Truman doesn’t answer immediately. He just holds me, letting me sob into his shirt, the weight of everything pouring out of me. The tears feel endless, but with each one, I feel the tension in my body loosen just a little. I can feel his heartbeat—steady and sure—under my ear, and I hold onto that steady rhythm like it’s the only thing keeping me grounded.

When I finally pull back, Truman wipes the tears from my cheeks, his hands gentle but insistent.

“Don’t apologize.”

He’s so calm, so steady. It only makes the storm inside me rage harder. I want to scream, to break everything in sight.But I don’t. I stay silent, trying to hold onto the last shred of composure I have left.

“I… I can’t keep running, Truman. I can’t do this anymore.”

Truman’s grip tightens for a moment, like he’s afraid I’ll vanish if he lets go. “You don’t have to. We’ll figure it out, okay?”

I shake my head, wiping my face, trying to regain some control. “What do I do?”

Truman’s brow furrows. Marcy sets down two mugs on the coffee table. Motions for us to sit.

“Marcy,” Truman says. “Should have known you were involved.”

I put a hand on Truman’s chest. “Don’t.”

His jaw ticks. “I told you both, all those years ago, exactly what we should have done. Go to the FBI. And you,” he lifts his chin at Marcy, “shat all over that idea.”

Marcy’s face falls. She nods. “You’ve every right to be pissed Truman. But how could I know how far Evany was going to take this? I thought I was just getting information. Just writing the true crime book of the ages.”

Truman snorts. “I knew. I. fucking. Knew.” Truman’s shaking with anger. I wrap an arm around him.

“Please. Can we not fight. This was no one’s choice but mine. Be mad at me. I’m sorry. I’m so sorry for all of it. But that doesn’t change right now. What the hell do I do?”

Marcy and Truman stare at each other, faces set hard.

“You go to the FBI,” Marcy finally relents.

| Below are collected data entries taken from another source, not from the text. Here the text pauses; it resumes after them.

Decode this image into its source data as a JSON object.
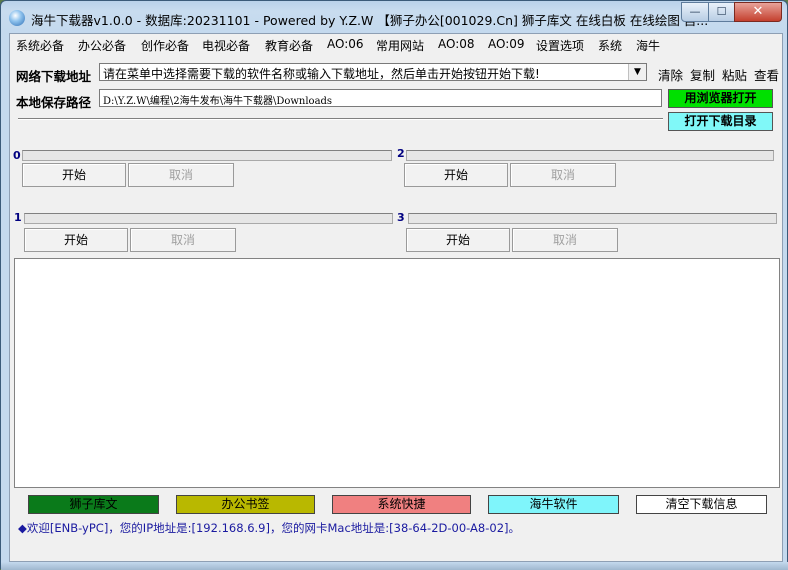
{
  "window": {
    "title": "海牛下载器v1.0.0 - 数据库:20231101 - Powered by Y.Z.W   【狮子办公[001029.Cn] 狮子库文 在线白板 在线绘图 自...",
    "min_label": "—",
    "max_label": "☐",
    "close_label": "✕"
  },
  "menu": [
    "系统必备",
    "办公必备",
    "创作必备",
    "电视必备",
    "教育必备",
    "AO:06",
    "常用网站",
    "AO:08",
    "AO:09",
    "设置选项",
    "系统",
    "海牛"
  ],
  "download": {
    "url_label": "网络下载地址",
    "url_value": "请在菜单中选择需要下载的软件名称或输入下载地址，然后单击开始按钮开始下载!",
    "clear": "清除",
    "copy": "复制",
    "paste": "粘贴",
    "view": "查看",
    "path_label": "本地保存路径",
    "path_value": "D:\\Y.Z.W\\编程\\2海牛发布\\海牛下载器\\Downloads",
    "browser_open": "用浏览器打开",
    "open_dir": "打开下载目录"
  },
  "slots": [
    {
      "num": "0",
      "start": "开始",
      "cancel": "取消",
      "progress": 0
    },
    {
      "num": "1",
      "start": "开始",
      "cancel": "取消",
      "progress": 0
    },
    {
      "num": "2",
      "start": "开始",
      "cancel": "取消",
      "progress": 0
    },
    {
      "num": "3",
      "start": "开始",
      "cancel": "取消",
      "progress": 0
    }
  ],
  "bottom_buttons": {
    "b1": "狮子库文",
    "b2": "办公书签",
    "b3": "系统快捷",
    "b4": "海牛软件",
    "b5": "清空下载信息"
  },
  "colors": {
    "b1": "#0a7a1a",
    "b2": "#b9b800",
    "b3": "#f08080",
    "b4": "#7ff5fb",
    "b5": "#ffffff",
    "browser_open": "#00e000",
    "open_dir": "#80f8f8"
  },
  "status": {
    "diamond": "◆",
    "text": "欢迎[ENB-yPC]，您的IP地址是:[192.168.6.9]，您的网卡Mac地址是:[38-64-2D-00-A8-02]。"
  }
}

“I know a guy,” Truman says.

My brow furrows. “What?”

“Eli,” he says.

“Eli?” I echo.

My mind races, the words spinning through my thoughts, but none of them seem to land. The air in the small living room feels thick, suffocating. I can feel Truman’s anger still simmeringbeside me, and Marcy is just a few feet away, her gaze fixed on the floor as if she’s waiting for something to break.

“Let me make a call.” Truman walks to the door, his hand on the knob. My stomach roils. Marcy pushes my mug of tea toward me.

It’s two days later when Eli shows up to Marcy’s house. My stomach, a perpetual coiled ball of dread, has kept me up every night, no matter how Truman tries to distract me.